大规模并行计算系统软件低功耗关键技术研究

Research of Software Low-power Optimization in Large-scale Parallel Computing System

【作者】 董勇

【导师】 杨学军;

【作者基本信息】 国防科学技术大学 , 计算机科学与技术, 2012, 博士

【摘要】 功耗已经成为大规模并行计算系统性能提升的重要约束条件之一。过高的功耗和能量消耗对系统的运行产生多种负面影响,包括系统故障率提高、可靠性降低、运行成本增加等。对大规模并行计算系统进行功耗优化研究具有重要的现实意义。大规模并行计算系统的功耗优化已经在系统设计与实现的各个层面展开,包括电路设计、逻辑设计、体系结构以及系统软件和应用软件层等。硬件设备的动态电压调节(DVS)和部件关闭等技术为软件功耗优化奠定了实现基础。
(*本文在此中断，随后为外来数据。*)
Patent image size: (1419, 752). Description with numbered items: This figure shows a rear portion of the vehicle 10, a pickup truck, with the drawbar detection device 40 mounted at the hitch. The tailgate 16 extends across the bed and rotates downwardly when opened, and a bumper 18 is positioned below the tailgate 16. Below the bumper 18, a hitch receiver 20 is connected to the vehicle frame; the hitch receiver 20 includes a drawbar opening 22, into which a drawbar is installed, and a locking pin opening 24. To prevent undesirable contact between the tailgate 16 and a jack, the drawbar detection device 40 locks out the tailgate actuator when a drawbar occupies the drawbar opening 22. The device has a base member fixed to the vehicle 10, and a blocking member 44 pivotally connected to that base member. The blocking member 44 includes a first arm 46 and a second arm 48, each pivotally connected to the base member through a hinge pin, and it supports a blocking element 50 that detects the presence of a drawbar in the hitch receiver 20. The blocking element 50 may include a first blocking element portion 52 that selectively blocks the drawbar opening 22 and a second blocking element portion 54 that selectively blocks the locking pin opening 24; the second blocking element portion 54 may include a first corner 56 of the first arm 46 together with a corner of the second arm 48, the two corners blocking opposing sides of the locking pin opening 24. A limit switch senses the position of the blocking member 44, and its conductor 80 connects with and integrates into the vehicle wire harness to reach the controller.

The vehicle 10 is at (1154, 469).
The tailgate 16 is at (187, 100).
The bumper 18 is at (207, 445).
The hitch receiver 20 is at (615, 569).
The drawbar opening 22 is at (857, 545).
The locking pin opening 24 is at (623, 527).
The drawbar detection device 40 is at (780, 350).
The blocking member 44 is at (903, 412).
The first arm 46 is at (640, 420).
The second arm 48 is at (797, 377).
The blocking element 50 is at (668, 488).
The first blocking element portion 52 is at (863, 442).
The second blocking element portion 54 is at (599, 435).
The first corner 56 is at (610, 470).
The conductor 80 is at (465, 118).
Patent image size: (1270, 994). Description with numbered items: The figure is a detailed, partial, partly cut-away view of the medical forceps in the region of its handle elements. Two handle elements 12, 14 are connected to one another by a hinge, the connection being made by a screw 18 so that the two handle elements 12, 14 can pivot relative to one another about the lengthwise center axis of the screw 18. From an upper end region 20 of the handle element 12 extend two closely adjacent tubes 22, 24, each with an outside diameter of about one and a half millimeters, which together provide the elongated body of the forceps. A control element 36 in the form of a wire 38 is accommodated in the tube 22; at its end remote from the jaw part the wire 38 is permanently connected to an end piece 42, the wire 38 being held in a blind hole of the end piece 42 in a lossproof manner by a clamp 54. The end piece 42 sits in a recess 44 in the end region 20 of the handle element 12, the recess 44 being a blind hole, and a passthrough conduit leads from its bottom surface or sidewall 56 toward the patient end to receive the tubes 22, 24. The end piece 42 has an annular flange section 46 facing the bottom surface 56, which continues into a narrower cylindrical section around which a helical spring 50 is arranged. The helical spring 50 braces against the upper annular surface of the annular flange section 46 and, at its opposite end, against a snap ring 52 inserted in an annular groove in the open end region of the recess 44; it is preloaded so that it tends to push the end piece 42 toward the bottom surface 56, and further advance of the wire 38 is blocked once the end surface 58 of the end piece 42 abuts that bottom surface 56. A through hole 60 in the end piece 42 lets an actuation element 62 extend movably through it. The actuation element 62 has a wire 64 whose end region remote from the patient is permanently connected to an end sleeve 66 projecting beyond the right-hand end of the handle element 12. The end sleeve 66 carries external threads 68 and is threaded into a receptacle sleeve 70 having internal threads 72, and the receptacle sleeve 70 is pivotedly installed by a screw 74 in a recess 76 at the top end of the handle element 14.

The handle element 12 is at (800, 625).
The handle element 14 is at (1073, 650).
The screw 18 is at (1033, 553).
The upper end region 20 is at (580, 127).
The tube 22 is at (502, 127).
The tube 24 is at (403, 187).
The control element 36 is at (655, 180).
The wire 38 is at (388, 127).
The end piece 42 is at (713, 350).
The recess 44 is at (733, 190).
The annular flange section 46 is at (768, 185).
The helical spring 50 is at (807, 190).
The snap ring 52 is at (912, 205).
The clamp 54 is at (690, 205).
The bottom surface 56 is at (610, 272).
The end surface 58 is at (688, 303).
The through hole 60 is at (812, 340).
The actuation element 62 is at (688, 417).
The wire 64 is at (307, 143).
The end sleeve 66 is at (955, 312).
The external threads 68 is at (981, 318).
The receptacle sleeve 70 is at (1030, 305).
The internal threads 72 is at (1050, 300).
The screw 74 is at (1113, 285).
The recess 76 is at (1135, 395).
软件低功耗优化具有不依赖于硬件平台、更灵活、可移植性好等诸多优点。计算系统,通信系统是大规模并行计算系统的核心,也是大规模并行计算系统功耗优化的重点。本文针对大规模并行计算系统的软件功耗优化技术,对基于循环调度的结点机能量优化、基于网络拓扑图划分的互连网络能量优化展开了研究。针对结点机的能量优化是大规模并行计算系统能量优化的重要组成部分。本文研究了基于OpenMP循环调度的结点机能量优化技术,通过将DVS和调度算法相结合提出了两类功耗优化算法:性能受限的能量优化和能量受限的性能优化。性能受限的能量优化通过对块轮循静态调度算法进行改进,提出了能量节约的最优静态调度算法(EOSS)。进一步考虑cache失效对访存延迟的影响,提出了改进的最优静态调度算法(IEOSS)。能量受限的性能优化在有限能量供给条件下,通过循环调度,减少循环执行时间,提出了能量受限的性能最优静态调度算法(ECPOSS)。论文证明了EOSS和ECPOSS的最优性,并通过实验验证了上述算法的有效性。互连网络能量优化对全系统能量优化具有重要意义。静态能耗是大规模并行计算系统互连网络能量消耗的主要组成部分。网络部件关闭是有效降低互连网络静态能耗的重要技术。本文提出了基于网络拓扑图划分的互连网络能量优化。首先分析了空间、时间两维路由器的占用性,提出了基于路由规则的网络拓扑图划分的概念,提出了Nd-mesh、Nd-torus、胖树的确定性路由、方向自适应路由和完全自适应路由规则的拓扑图划分方法,以此为基础提出了基于网络拓扑图划分的静态能量管理实现关键技术,在空间、时间两个维度上实现了空闲路由器关闭。基于TH-1A的软件系统框架提出并实现了基于网络拓扑图划分的互连网络静态能量管理技术方案,构建了虚实结合的验证环境,并通过大量实验结果验证了所提出方法的有效性。本文的主要创新点如下:1.提出了能量优化指导的并行循环调度方法。从性能受限能量优化和能量受限性能优化两个角度出发,给出了两类OpenMP循环调度能量优化算法,分别以能量节约的最优静态调度算法(EOSS)和能量受限的性能最优静态调度算法(ECPOSS)为代表。证明了EOSS和ECPOSS的最优性,并通过实验评测验证了这两类算法的有效性。2.提出了基于网络拓扑图划分的路由器关闭思想。从空间维度分析了作业对路由器的直接占用和间接占用,从时间维度分析了作业对路由器的连续占用。在此基础上分析了多作业对路由器的独立占用,从而提出了网络拓扑图划分的概念,以指导路由器关闭。3.提出了典型网络、典型路由规则的网络拓扑图划分方法。给出了Nd-mesh、Nd-torus、胖树的确定性路由、方向自适应路由、完全自适应路由规则支配下的网络拓扑图划分定理和算法。4.提出了基于网络拓扑图划分的静态能量管理实现的关键技术,包括不可关闭域设置技术、拓扑感知的资源分配策略以及空间碎片管理技术;基于TH-1A的软件系统框架提出并实现了基于网络拓扑图划分的互连网络静态能量管理实现方案,构建了虚实结合的验证环境,实验结果验证了本文所提方法的有效性。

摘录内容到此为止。